Challenging economic conditions, coupled with the tragic and unprecedented
events of September 11, had a significant negative impact on our fiscal
2001 results.
We
were not pleased with our sales performance nor with our earnings performance
in 2001. While we can’t change it, I want to assure you that we’re committed
to delivering a solid 2002. We believe that’s an achievable goal.
It’s
important to note that despite the difficult retail climate post-9/11,
the successful execution of our strategies resulted in a solid fourth
quarter performance. We were able to increase net earnings before restructuring
and other charges in that quarter by 13 percent to $284 million or $1.39
per share, compared to $251 million or $1.23 per share in last year’s
fourth quarter. In addition, our inventory discipline was excellent, and
we ended the year with comparable store inventories down in every division.
In our U.S. toy store division, comparable store inventories were down
approximately $200 million, a 13 percent decrease. Total company inventory
was down $266 million or 12 percent.
While
we saw a number of positive developments in the fourth quarter, we could
not overcome the weakness exhibited during the prior three quarters.

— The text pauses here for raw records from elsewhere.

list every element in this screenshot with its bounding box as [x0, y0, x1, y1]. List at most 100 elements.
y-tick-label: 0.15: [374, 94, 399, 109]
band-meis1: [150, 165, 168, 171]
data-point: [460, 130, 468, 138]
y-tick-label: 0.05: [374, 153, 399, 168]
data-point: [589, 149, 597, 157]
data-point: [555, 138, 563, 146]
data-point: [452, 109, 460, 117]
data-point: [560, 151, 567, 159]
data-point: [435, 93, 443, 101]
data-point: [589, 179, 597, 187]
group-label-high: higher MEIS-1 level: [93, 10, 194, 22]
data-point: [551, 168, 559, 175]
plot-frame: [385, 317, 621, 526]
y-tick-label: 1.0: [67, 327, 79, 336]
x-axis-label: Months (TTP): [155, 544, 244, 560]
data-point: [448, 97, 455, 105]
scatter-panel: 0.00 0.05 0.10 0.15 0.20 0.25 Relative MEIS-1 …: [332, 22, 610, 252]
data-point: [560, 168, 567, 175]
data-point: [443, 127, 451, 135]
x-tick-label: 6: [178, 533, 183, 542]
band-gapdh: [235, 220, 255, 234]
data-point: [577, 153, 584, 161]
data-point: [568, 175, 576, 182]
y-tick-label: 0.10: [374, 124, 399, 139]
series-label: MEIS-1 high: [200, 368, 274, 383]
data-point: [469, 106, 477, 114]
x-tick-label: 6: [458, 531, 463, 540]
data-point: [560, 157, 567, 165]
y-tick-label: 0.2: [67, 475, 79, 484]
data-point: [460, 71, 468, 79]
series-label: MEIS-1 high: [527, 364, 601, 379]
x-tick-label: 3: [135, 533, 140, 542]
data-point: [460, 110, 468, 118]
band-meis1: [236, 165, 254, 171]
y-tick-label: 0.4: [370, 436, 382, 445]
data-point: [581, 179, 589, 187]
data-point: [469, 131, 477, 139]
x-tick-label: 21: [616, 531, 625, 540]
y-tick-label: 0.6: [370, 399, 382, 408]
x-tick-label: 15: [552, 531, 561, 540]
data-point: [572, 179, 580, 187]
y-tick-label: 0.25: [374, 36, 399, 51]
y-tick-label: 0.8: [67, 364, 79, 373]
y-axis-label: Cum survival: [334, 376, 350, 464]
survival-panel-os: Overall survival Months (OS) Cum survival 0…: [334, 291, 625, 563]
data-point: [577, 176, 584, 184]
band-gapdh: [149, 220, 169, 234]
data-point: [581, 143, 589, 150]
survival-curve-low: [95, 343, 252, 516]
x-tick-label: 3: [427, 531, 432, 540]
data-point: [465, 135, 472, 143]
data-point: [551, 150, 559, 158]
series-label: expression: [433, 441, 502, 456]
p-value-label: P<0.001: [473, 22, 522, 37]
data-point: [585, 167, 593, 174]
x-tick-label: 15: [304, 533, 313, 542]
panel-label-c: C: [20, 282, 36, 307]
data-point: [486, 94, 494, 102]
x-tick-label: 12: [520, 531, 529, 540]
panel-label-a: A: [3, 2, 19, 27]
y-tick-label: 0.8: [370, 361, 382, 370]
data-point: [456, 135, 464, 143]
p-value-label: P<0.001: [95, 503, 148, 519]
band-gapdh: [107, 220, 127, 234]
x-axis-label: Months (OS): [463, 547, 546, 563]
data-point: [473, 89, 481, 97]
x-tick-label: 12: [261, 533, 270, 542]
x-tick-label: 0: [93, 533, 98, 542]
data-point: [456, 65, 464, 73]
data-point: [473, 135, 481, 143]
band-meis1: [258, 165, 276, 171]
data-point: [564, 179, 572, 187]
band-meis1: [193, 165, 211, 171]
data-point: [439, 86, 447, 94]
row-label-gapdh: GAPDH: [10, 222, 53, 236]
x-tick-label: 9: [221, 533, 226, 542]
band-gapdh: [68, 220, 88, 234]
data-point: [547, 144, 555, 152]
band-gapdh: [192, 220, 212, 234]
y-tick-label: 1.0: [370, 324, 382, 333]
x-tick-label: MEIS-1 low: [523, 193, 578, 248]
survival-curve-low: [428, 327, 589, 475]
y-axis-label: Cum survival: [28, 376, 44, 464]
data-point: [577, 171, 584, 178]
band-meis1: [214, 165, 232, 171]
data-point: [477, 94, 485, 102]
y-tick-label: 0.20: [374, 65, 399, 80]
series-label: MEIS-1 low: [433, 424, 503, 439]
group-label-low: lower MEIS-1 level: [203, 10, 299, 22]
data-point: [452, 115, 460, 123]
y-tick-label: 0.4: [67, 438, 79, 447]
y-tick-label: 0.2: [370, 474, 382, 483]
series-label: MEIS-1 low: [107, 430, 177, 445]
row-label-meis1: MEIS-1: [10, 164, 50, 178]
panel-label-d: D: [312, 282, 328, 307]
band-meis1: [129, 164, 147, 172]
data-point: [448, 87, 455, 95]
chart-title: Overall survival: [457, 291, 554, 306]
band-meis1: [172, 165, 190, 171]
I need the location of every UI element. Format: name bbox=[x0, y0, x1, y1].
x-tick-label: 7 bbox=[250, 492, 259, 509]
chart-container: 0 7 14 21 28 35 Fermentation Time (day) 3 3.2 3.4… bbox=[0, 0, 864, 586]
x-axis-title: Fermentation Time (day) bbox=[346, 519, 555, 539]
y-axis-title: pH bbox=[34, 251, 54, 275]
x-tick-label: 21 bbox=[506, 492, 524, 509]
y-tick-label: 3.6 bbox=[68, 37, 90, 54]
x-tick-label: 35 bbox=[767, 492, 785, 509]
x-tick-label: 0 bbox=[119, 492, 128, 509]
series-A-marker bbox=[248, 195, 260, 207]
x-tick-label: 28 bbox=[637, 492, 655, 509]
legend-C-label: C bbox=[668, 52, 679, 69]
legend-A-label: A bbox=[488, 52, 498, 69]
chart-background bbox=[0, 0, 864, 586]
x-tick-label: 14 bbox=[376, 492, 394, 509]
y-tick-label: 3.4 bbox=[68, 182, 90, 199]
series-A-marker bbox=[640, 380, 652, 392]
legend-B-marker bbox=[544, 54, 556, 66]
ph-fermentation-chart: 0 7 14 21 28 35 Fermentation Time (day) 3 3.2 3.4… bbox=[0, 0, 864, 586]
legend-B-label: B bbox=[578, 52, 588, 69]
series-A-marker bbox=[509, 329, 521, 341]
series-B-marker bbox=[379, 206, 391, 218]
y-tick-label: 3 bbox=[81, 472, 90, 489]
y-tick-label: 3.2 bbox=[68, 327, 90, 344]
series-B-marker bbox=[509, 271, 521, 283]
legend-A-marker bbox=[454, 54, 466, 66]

Thus,
for the full year, our total sales of $11 billion were essentially flat
with the prior year excluding the sales of Toys“R”Us-Japan, and our net
earnings, before the impact of the restructuring and other charges, were
$193 million or $0.94 per share, compared to net earnings of $264 million
or $1.23 per share in 2000, excluding the gain from the IPO of Toys“R”Us-Japan
and the Amazon.com
alliance non-recurring charges.
Nonetheless,
fueled by the momentum of our customer-focused strategic growth plan,
Toys“R”Us reached several milestones for building brand equity, unique
content and guest satisfaction. From the opening of our international
flagship store in Times Square to our new marketing campaign featuring
Geoffrey the Giraffe, to improving vendor relationships, to our solid
holiday performance in a very tenuous climate, all indications are that
we are still very much on track for fulfilling the strategic repositioning
we set out to accomplish two years ago.
Responding
from the heart
We
were hard at work executing our strategies last year, and then came September
11. The most difficult times reveal the true nature of a company and its
people. Throughout the days and weeks after September 11, the “R”Us family
responded with extraordinary kindness and generosity. We took care of
each other and we helped many in our communities.